At six came Sancho, oppressed with grievous anxiety as to the safety of
the stage. There has been rumors of Apache raids to the east of
Maricopa. Only three days before he had warned the caballeros--the
gentlemen of the court who were going back to Grant and Bowie, to be on
their guard every inch of the way beyond the Wells, and now his heart
was heavy. He feared that, disdainful of his caution, they had driven
straight into ambush.

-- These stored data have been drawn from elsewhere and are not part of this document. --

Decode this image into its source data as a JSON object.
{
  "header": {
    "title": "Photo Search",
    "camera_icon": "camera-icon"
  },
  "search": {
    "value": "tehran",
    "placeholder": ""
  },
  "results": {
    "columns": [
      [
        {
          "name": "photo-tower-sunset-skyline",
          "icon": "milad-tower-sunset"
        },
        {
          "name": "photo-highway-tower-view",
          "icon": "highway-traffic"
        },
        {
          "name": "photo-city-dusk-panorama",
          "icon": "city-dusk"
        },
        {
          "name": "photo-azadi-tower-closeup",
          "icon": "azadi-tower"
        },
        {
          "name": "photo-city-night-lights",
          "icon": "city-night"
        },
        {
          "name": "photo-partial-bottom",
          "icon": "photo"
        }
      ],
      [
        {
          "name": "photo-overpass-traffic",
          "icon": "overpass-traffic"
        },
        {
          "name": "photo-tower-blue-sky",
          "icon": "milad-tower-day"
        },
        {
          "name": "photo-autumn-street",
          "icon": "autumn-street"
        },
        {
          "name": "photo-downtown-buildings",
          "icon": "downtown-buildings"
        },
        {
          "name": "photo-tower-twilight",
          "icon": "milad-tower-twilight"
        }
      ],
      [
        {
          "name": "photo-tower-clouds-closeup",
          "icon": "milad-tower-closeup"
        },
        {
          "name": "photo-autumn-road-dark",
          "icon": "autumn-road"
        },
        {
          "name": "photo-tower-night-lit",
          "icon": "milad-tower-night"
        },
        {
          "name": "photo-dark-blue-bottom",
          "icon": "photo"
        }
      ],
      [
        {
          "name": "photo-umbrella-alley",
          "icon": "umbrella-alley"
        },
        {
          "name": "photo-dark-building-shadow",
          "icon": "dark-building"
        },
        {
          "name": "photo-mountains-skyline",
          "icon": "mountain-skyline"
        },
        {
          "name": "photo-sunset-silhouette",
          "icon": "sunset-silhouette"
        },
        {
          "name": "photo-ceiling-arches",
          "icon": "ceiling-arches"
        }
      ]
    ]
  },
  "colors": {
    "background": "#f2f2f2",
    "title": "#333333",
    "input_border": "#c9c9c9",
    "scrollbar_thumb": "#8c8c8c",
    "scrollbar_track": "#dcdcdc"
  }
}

Ought not the Teniente Blake to push forward at
once with his whole force and ascertain their fate? Blake bade him hold
his peace. If harm had come to that stage, said he, it was not on the
eastward, but the westward run, not at the hands of Apaches, but of
outlaws, and Sancho went back looking blacker than night and saying in
the seclusion of the corral, to beetle-browed _hermano mio_ and his
dusky wife, things that even in Spanish sounded ill and would not be
publishable in English. Both officers by this time felt that there was
mischief abroad. It was decided between them that if by midnight the
stage did not arrive, Loring, with the precious packet in one saddle-bag
and the court proceedings in the other, should take eight men as escort
and gallop for the west until he reached the platoon sent forward at
dawn. From that point the danger would be less, and with either the same
or a smaller number of fresh riders he could push on for Yuma, sending
all the others back to join Blake, who meantime, with what little force
he had, would scout eastward for news of the stage.
But that plan was destined never to be carried out. The long day came to
an end. The darkness settled down over sandy plain and distant mountain.